As fans would expect, dirty points don't show up on any stat sheet kept by Missouri coaches. But that doesn't mean Stein isn't keeping track. The topic comes up more often than any other.

"You get noticed more for dirty points than anything," sophomore guard Jasmyn Otote said. And there's no doubt which player gets noticed more than the rest: sophomore RaeShara Brown.

“Rae brings all the little things. The little things are the big things, and we talk about dirty points. She leads us. She’s probably our dirty leader,"  Stein said.

Brown, who said she leads best by example, is proud to say that she is a player who focuses more on defense and doing the dirty work for the Tigers.

“Everybody gets a rebound off a missed shot, everybody gets a defensive rebound," Brown said. "But not everybody can get an offensive rebound, and that’s a dirty point because you have to go want that.”

At 5 feet, 8 inches, Brown looks up to every player on Missouri's roster except 5-foot-7 Toy Richbow. Yet Brown has collected the most offensive rebounds (20) for the Tigers, and she is second only to 6-foot-1 Jessra Johnson in overall rebounding.

“A lot of people look at me like 'Oh she’s too short to get rebounds.' But it’s something that I’ve been doing my whole life," said Brown, who averages 6.3 rebounds per game. "I think it’s fun to be able to outjump 6-footers."

A year ago as a freshman, Brown played in a limited role for Missouri, appearing in every game but averaging just nine minutes of playing time and 1.1 points a game.

“I think last year as a freshman, I came in with the mentality, you know, obviously everybody wants to play," Brown said. "It’s not realistic that everybody’s going to get to play, but what you can take from that role is, ‘I’m going to learn. I’m going to make myself better,’ and I think that’s what I did last year. I think I picked up on a lot of things. I learned from a lot of my mistakes. I vowed not to do them again, or to try to prevent them.”

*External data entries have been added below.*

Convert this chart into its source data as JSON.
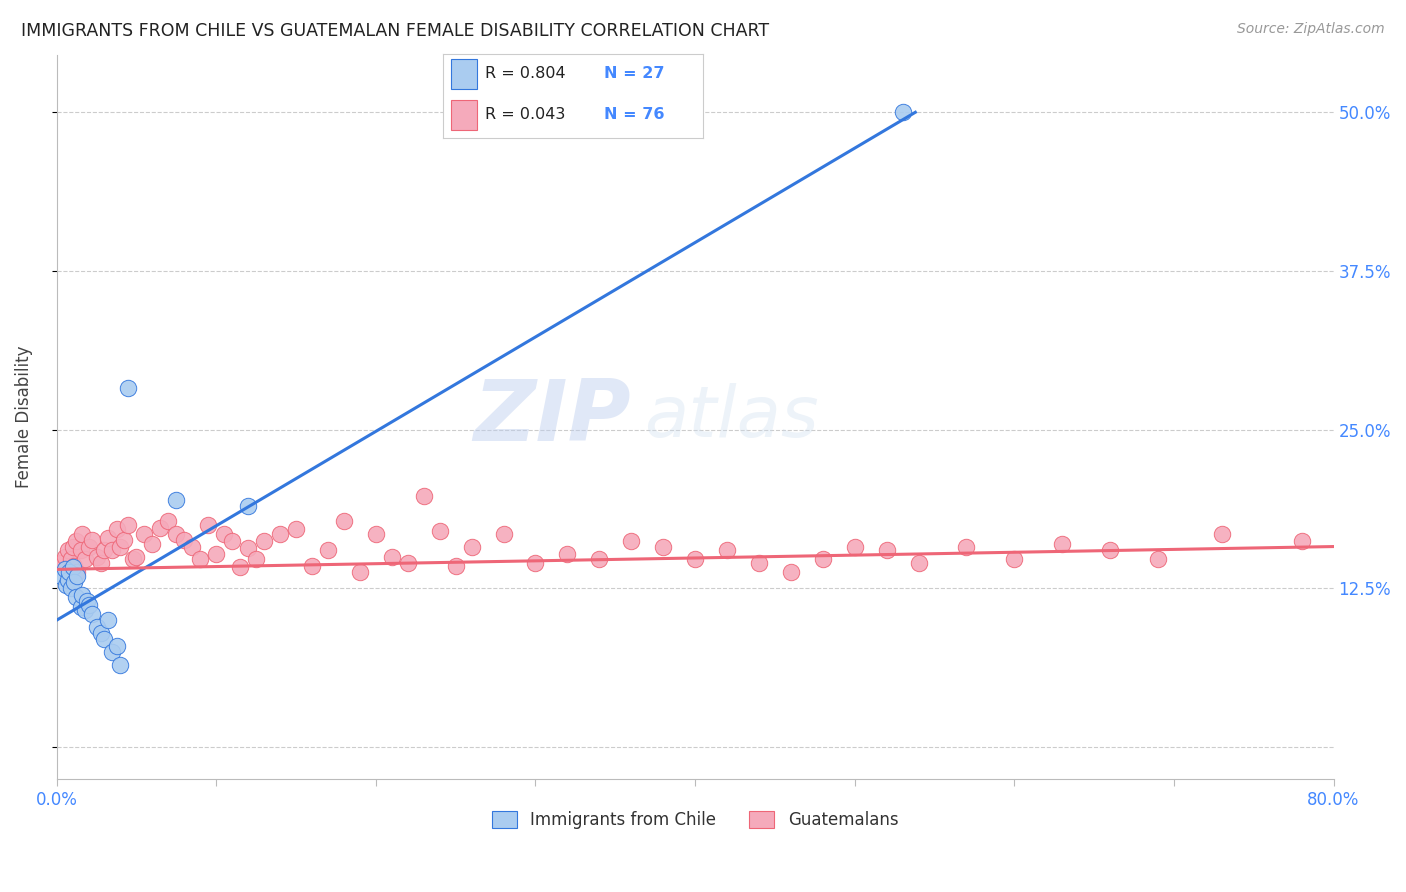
{
  "title": "IMMIGRANTS FROM CHILE VS GUATEMALAN FEMALE DISABILITY CORRELATION CHART",
  "source": "Source: ZipAtlas.com",
  "ylabel": "Female Disability",
  "watermark": "ZIPatlas",
  "legend_r1": "R = 0.804",
  "legend_n1": "N = 27",
  "legend_r2": "R = 0.043",
  "legend_n2": "N = 76",
  "legend_label1": "Immigrants from Chile",
  "legend_label2": "Guatemalans",
  "xlim": [
    0.0,
    0.8
  ],
  "ylim": [
    -0.025,
    0.545
  ],
  "yticks": [
    0.0,
    0.125,
    0.25,
    0.375,
    0.5
  ],
  "ytick_labels": [
    "",
    "12.5%",
    "25.0%",
    "37.5%",
    "50.0%"
  ],
  "xticks": [
    0.0,
    0.1,
    0.2,
    0.3,
    0.4,
    0.5,
    0.6,
    0.7,
    0.8
  ],
  "xtick_labels": [
    "0.0%",
    "",
    "",
    "",
    "",
    "",
    "",
    "",
    "80.0%"
  ],
  "color_chile": "#aaccf0",
  "color_guatemala": "#f5aabb",
  "color_line_chile": "#3377dd",
  "color_line_guatemala": "#ee6677",
  "color_axis_text": "#4488ff",
  "background_color": "#ffffff",
  "grid_color": "#cccccc",
  "chile_x": [
    0.003,
    0.005,
    0.006,
    0.007,
    0.008,
    0.009,
    0.01,
    0.011,
    0.012,
    0.013,
    0.015,
    0.016,
    0.018,
    0.019,
    0.02,
    0.022,
    0.025,
    0.028,
    0.03,
    0.032,
    0.035,
    0.038,
    0.04,
    0.045,
    0.075,
    0.12,
    0.53
  ],
  "chile_y": [
    0.135,
    0.14,
    0.128,
    0.132,
    0.138,
    0.125,
    0.142,
    0.13,
    0.118,
    0.135,
    0.11,
    0.12,
    0.108,
    0.115,
    0.112,
    0.105,
    0.095,
    0.09,
    0.085,
    0.1,
    0.075,
    0.08,
    0.065,
    0.283,
    0.195,
    0.19,
    0.5
  ],
  "guatemala_x": [
    0.003,
    0.005,
    0.006,
    0.007,
    0.008,
    0.009,
    0.01,
    0.011,
    0.012,
    0.013,
    0.015,
    0.016,
    0.018,
    0.02,
    0.022,
    0.025,
    0.028,
    0.03,
    0.032,
    0.035,
    0.038,
    0.04,
    0.042,
    0.045,
    0.048,
    0.05,
    0.055,
    0.06,
    0.065,
    0.07,
    0.075,
    0.08,
    0.085,
    0.09,
    0.095,
    0.1,
    0.105,
    0.11,
    0.115,
    0.12,
    0.125,
    0.13,
    0.14,
    0.15,
    0.16,
    0.17,
    0.18,
    0.19,
    0.2,
    0.21,
    0.22,
    0.23,
    0.24,
    0.25,
    0.26,
    0.28,
    0.3,
    0.32,
    0.34,
    0.36,
    0.38,
    0.4,
    0.42,
    0.44,
    0.46,
    0.48,
    0.5,
    0.52,
    0.54,
    0.57,
    0.6,
    0.63,
    0.66,
    0.69,
    0.73,
    0.78
  ],
  "guatemala_y": [
    0.145,
    0.15,
    0.14,
    0.155,
    0.135,
    0.148,
    0.158,
    0.143,
    0.162,
    0.138,
    0.155,
    0.168,
    0.148,
    0.158,
    0.163,
    0.15,
    0.145,
    0.155,
    0.165,
    0.155,
    0.172,
    0.158,
    0.163,
    0.175,
    0.148,
    0.15,
    0.168,
    0.16,
    0.173,
    0.178,
    0.168,
    0.163,
    0.158,
    0.148,
    0.175,
    0.152,
    0.168,
    0.162,
    0.142,
    0.157,
    0.148,
    0.162,
    0.168,
    0.172,
    0.143,
    0.155,
    0.178,
    0.138,
    0.168,
    0.15,
    0.145,
    0.198,
    0.17,
    0.143,
    0.158,
    0.168,
    0.145,
    0.152,
    0.148,
    0.162,
    0.158,
    0.148,
    0.155,
    0.145,
    0.138,
    0.148,
    0.158,
    0.155,
    0.145,
    0.158,
    0.148,
    0.16,
    0.155,
    0.148,
    0.168,
    0.162
  ],
  "chile_line_x": [
    0.0,
    0.538
  ],
  "chile_line_y": [
    0.1,
    0.5
  ],
  "guat_line_x": [
    0.0,
    0.8
  ],
  "guat_line_y": [
    0.14,
    0.158
  ]
}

In the offseason Brown improved her conditioning so she could keep up with the fast pace of the Big 12 Conference and said she worked to become a better "offensive player within our offense," meaning she is now more comfortable taking open shots when given the opportunity.

The work has led to a bigger role for Brown, who has started all eight games for Missouri this season. In the team's victory over Bradley on Tuesday she scored a career-high 11 points.

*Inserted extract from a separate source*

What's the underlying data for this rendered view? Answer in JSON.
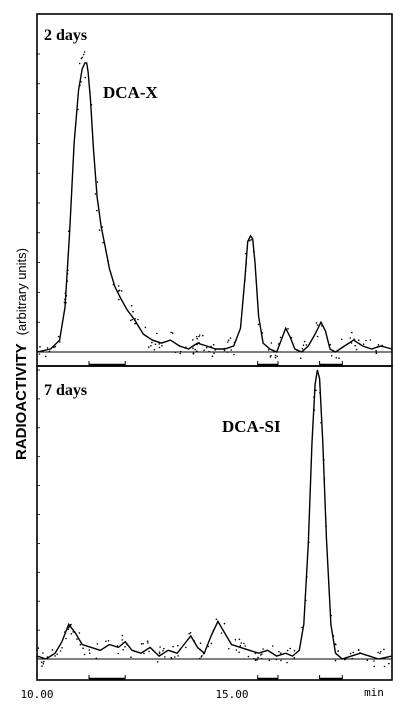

“She’s really grown her game where she’ll make a mistake, and she rebounds from it quickly and something bad might happen, but she’ll cause something good to happen next," Stein said.

Stein said Missouri, which has won its past three games to improve to 4-4 this season, still plays "sloppy" too often.   Stein has continued to stress the need for her team to stay focused and play hard for a complete game like the team's dirty points leader.

“You want everyone to play like that," Stein said about Brown, "and she’s a great example for kids. We sometimes have trouble replacing her because she provides so much.”

The Tigers will face the University of Tennessee-Martin at 2 p.m. Sunday at Mizzou Arena. The Ohio Valley Conference team is 1-6 this season and averages 22 turnovers a game, a tendency Stein said Missouri will try to exploit.